The packed crowd of 30,000 attendees waiting for President Barack Obama was prepped by three high-profile Wisconsin Democrats, who urged the crowd to vote in November while attacking their GOP opponents.
U.S. Rep. Tammy Baldwin, who just came off her own U.S. Senate debate with Tommy Thompson last Friday, joked with the crowd about statements he had made while being taped at a Tea Party event in June. She began decrying "the debate" in which the GOP candidate pushed tax cuts for billionaires and millionaires.

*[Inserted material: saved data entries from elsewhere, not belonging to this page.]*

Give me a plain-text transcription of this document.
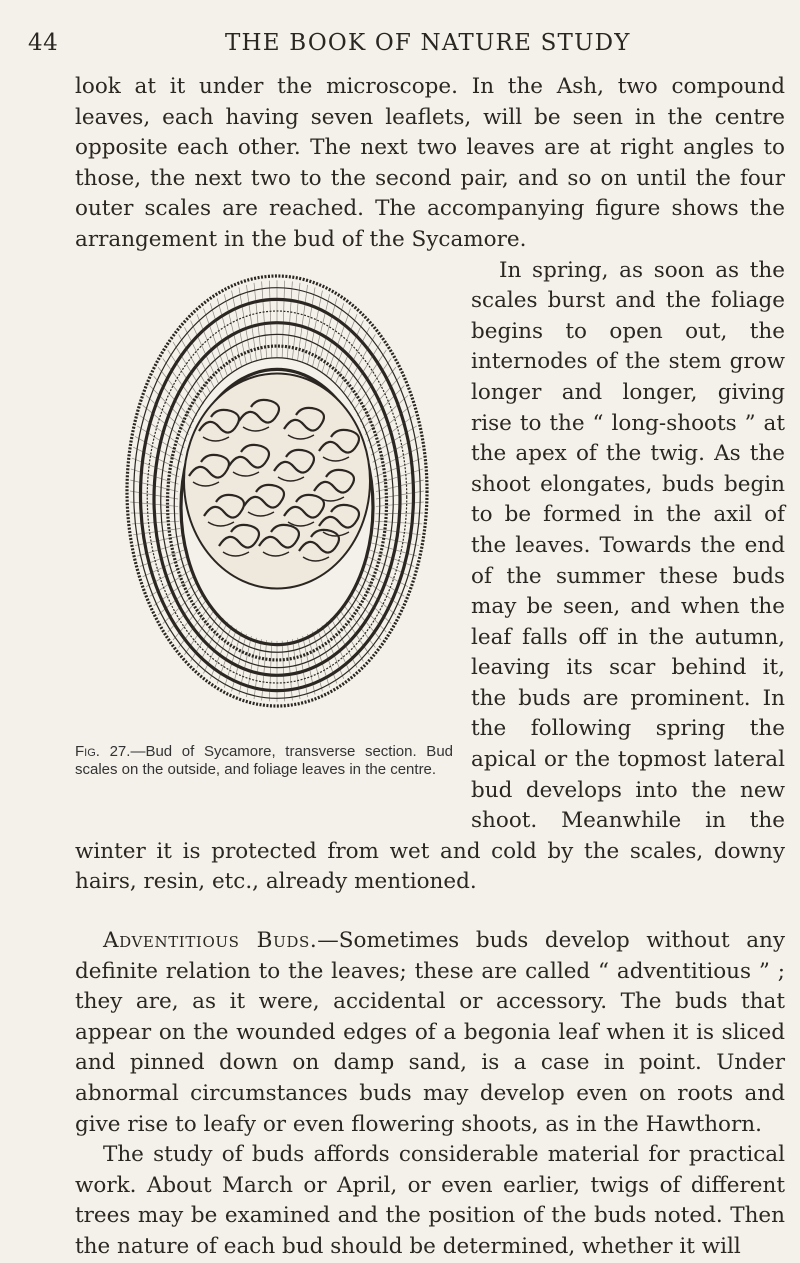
44	THE BOOK OF NATURE STUDY

look at it under the microscope. In the Ash, two compound leaves, each having seven leaflets, will be seen in the centre opposite each other. The next two leaves are at right angles to those, the next two to the second pair, and so on until the four outer scales are reached. The accompanying figure shows the arrangement in the bud of the Sycamore.

Fig. 27.—Bud of Sycamore, transverse section. Bud scales on the outside, and foliage leaves in the centre.

In spring, as soon as the scales burst and the foliage begins to open out, the internodes of the stem grow longer and longer, giving rise to the “ long-shoots ” at the apex of the twig. As the shoot elongates, buds begin to be formed in the axil of the leaves. Towards the end of the summer these buds may be seen, and when the leaf falls off in the autumn, leaving its scar behind it, the buds are prominent. In the following spring the apical or the topmost lateral bud develops into the new shoot. Meanwhile in the winter it is protected from wet and cold by the scales, downy hairs, resin, etc., already mentioned.

Adventitious Buds.—Sometimes buds develop without any definite relation to the leaves; these are called “ adventitious ” ; they are, as it were, accidental or accessory. The buds that appear on the wounded edges of a begonia leaf when it is sliced and pinned down on damp sand, is a case in point. Under abnormal circumstances buds may develop even on roots and give rise to leafy or even flowering shoots, as in the Hawthorn.

The study of buds affords considerable material for practical work. About March or April, or even earlier, twigs of different trees may be examined and the position of the buds noted. Then the nature of each bud should be determined, whether it will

"And then, in his ultimate etch-a-sketch moment, he pretends he never said that," Baldwin said. "He never meant that. he denies in public the very things he was caught on tape saying in private. Oh wait, you all think I'm talking about last night? I'm talking about my debate with Tommy Thompson."
She argued that both debates showed a "clear contrast" between the candidates, saying that Obama has fought for "investment in education and innovation" for the country's future. She also touted her introduction of the so-called "Buffett Rule," which mandates a base tax rate for millionaires.
"We believe, that if we're going to prosper, everyone has to have a fair shot and everyone has to do their fair share," Baldwin said.
Retiring U.S. Sen. Herb Kohl also addressed the crowd, focusing on the need to preserve the educational opportunities available in the United States and Wisconsin. He also pushed the crowd to vote for current U.S. Rep. Tammy Baldwin as his successor.
"When I ran back in 88 and since then I promised the people of Wisconsin that I would be nobody's senator but yours," Kohl said. "And I registered it and had a patent on it. But now, I'm prepared to pass that on to Tammy Baldwin. I can promise you that Tammy will be nobody's senator but yours."
2nd CD candidate Mark Pocan told the crowd that they have a "personal decision" in 33 days to either move the country forward or backward. After contrasting the plans of Mitt Romney, Paul Ryan and Tommy Thompson with their Dem opponents, Pocan took a shot at the candidates' plans to "fix" Medicare.
"How many of you have a dog?" Pocan said. "You know what it means to fix something, right? Things don't work the same and you go through a lot of pain in the process. We don't need to fix things GOP style, lets protect and preserve Medicare and Social Security."
All three Dems were introduced by Madison Mayor Paul Soglin.